One of the first Atlanta zoning maps I came across dates back to 1925. Interestingly enough the concept of Euclidean zoning, where planners designate a single purpose to a piece of land, was a recent phenomenon in the United States. As the popularity of Euclidean zoning spread, Atlanta and many cities across the country began using it as a mechanism to segregate communities.
Atlanta’s segregated zoning, where it designated race-based residential districts, made it to the Georgia Supreme Court in 1924. The book The Color of Law by Richard Rothstein is a great resource to learn more about Atlanta’s zoning practices during this time. The case was focused on the constitutionality of Atlanta’s relatively new zoning map from 1922. The City’s zoning consisted of “R1 white districts”, “R2 colored districts” and undetermined districts. When the State Supreme Court invalidated Atlanta’s race-based zoning districts, the city relabeled its white residential districts as “Dwelling Houses” and its black residential districts as “Apartment Houses.”
Because the city couldn’t explicitly zone based on race, it sought to get a similar result through economic means. In this zoning map from 1925, you can see that the property in question, and the entire block, were zoned as Apartment House.
Moving forward in Atlanta’s zoning history, maps from 1964 and 1970 tell a similar land use history for that block. The Euclid property at 1221 was still zoned as multi-family. Interestingly, between the 1970s and today’s zoning map all of the properties shown as having historical multi-family zoning on Euclid Avenue were downzoned as single-family. This likely happened during the 1982 zoning update. Downzoning is a fairly rare practice, but is classified as when the new zoning is considered less intensive than the previous.
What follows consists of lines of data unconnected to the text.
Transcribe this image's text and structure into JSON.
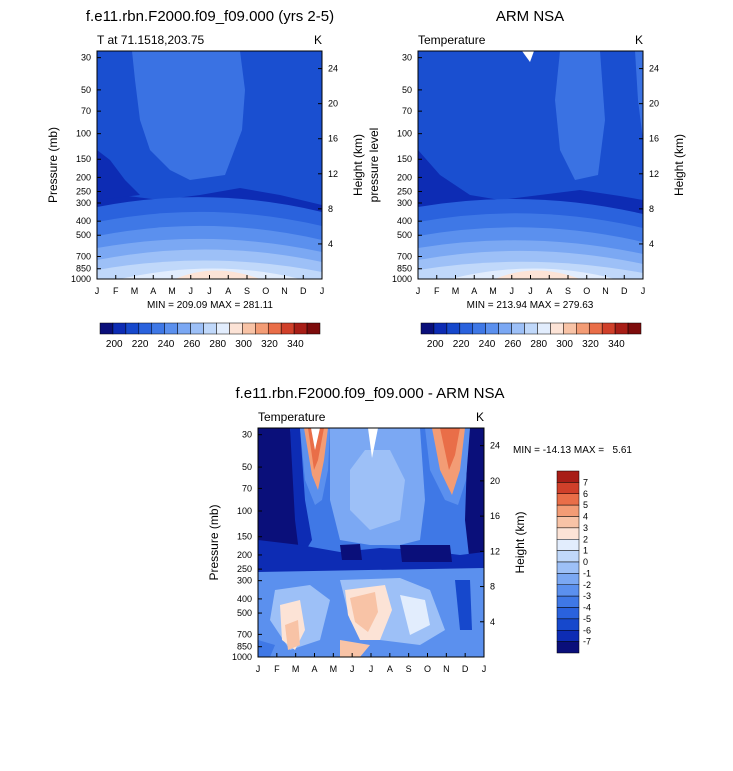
{
  "chart_data": [
    {
      "type": "heatmap",
      "title": "f.e11.rbn.F2000.f09_f09.000 (yrs 2-5)",
      "left_title": "T at 71.1518,203.75",
      "right_title": "K",
      "ylabel": "Pressure (mb)",
      "ylabel_right": "Height (km)",
      "x_ticks": [
        "J",
        "F",
        "M",
        "A",
        "M",
        "J",
        "J",
        "A",
        "S",
        "O",
        "N",
        "D",
        "J"
      ],
      "y_ticks": [
        "30",
        "50",
        "70",
        "100",
        "150",
        "200",
        "250",
        "300",
        "400",
        "500",
        "700",
        "850",
        "1000"
      ],
      "y_right_ticks": [
        "4",
        "8",
        "12",
        "16",
        "20",
        "24"
      ],
      "stats": "MIN = 209.09 MAX = 281.11",
      "colorbar_ticks": [
        "200",
        "220",
        "240",
        "260",
        "280",
        "300",
        "320",
        "340"
      ]
    },
    {
      "type": "heatmap",
      "title": "ARM NSA",
      "left_title": "Temperature",
      "right_title": "K",
      "ylabel": "pressure level",
      "ylabel_right": "Height (km)",
      "x_ticks": [
        "J",
        "F",
        "M",
        "A",
        "M",
        "J",
        "J",
        "A",
        "S",
        "O",
        "N",
        "D",
        "J"
      ],
      "y_ticks": [
        "30",
        "50",
        "70",
        "100",
        "150",
        "200",
        "250",
        "300",
        "400",
        "500",
        "700",
        "850",
        "1000"
      ],
      "y_right_ticks": [
        "4",
        "8",
        "12",
        "16",
        "20",
        "24"
      ],
      "stats": "MIN = 213.94 MAX = 279.63",
      "colorbar_ticks": [
        "200",
        "220",
        "240",
        "260",
        "280",
        "300",
        "320",
        "340"
      ]
    },
    {
      "type": "heatmap",
      "title": "f.e11.rbn.F2000.f09_f09.000 - ARM NSA",
      "left_title": "Temperature",
      "right_title": "K",
      "ylabel": "Pressure (mb)",
      "ylabel_right": "Height (km)",
      "x_ticks": [
        "J",
        "F",
        "M",
        "A",
        "M",
        "J",
        "J",
        "A",
        "S",
        "O",
        "N",
        "D",
        "J"
      ],
      "y_ticks": [
        "30",
        "50",
        "70",
        "100",
        "150",
        "200",
        "250",
        "300",
        "400",
        "500",
        "700",
        "850",
        "1000"
      ],
      "y_right_ticks": [
        "4",
        "8",
        "12",
        "16",
        "20",
        "24"
      ],
      "stats": "MIN = -14.13 MAX =   5.61",
      "colorbar_ticks": [
        "7",
        "6",
        "5",
        "4",
        "3",
        "2",
        "1",
        "0",
        "-1",
        "-2",
        "-3",
        "-4",
        "-5",
        "-6",
        "-7"
      ]
    }
  ],
  "colors": {
    "temp_scale": [
      "#0a0f7a",
      "#0d2cb4",
      "#1648cc",
      "#2a62dd",
      "#3f78e6",
      "#5b90ee",
      "#7ba8f3",
      "#9dc0f7",
      "#c0d8fa",
      "#e2edfd",
      "#fce3d6",
      "#f8c3a6",
      "#f39c75",
      "#e96e48",
      "#d0402a",
      "#a81e17",
      "#7d0c0c"
    ],
    "diff_scale": [
      "#0a0f7a",
      "#0d2cb4",
      "#1648cc",
      "#2a62dd",
      "#3f78e6",
      "#5b90ee",
      "#7ba8f3",
      "#9dc0f7",
      "#c0d8fa",
      "#e2edfd",
      "#fce3d6",
      "#f8c3a6",
      "#f39c75",
      "#e96e48",
      "#d0402a",
      "#a81e17"
    ]
  }
}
In the 1980s Atlanta’s zoning changes brought sweeping downzoning across the city, and according to the Department of City Planning nearly 60 percent of the city was zoned as single family housing at the time. This same publication by city staff lays out that the rapid rise in housing costs across Atlanta is related to its out of date zoning code from the 1980s. In effect, the downzoning in the 1980s limited Atlanta’s future growth and reduced housing options for low-income residents. With limited changes, this zoning and development code from the 1980s is still what guides our land use policy today.
In regards to the downzoned properties on Euclid, even if a property is no longer matching its zoned use, an owner is still entitled to continue using the structure at the more intensive use so long as its higher use is maintained. While rights for a downzoned property owner can vary by municipality, in Atlanta there are guidelines in place to allow for the restoration and renovation of downzoned properties if damaged or destroyed. The staff report from the February 1 Zoning Review Board meeting related to the Euclid property outlined this section of city code in detail.
Before my hunt for neighborhood zoning history started, I had wrongly assumed that Candler Park had always been a single-family neighborhood. While much of the neighborhood has roots in single-family living, the Euclid property alone has 100 years of history in being zoned multi-family and having a multi-family structure on its property. The same is true for many of our neighborhood’s multi-family structures. What I’ve come to realize is that since our neighborhood became known as Candler Park in the 1920s, we’ve always had a diversity of housing types.
Aaron Fowler, a resident of Iverson St., has lived in Candler Park since 2022.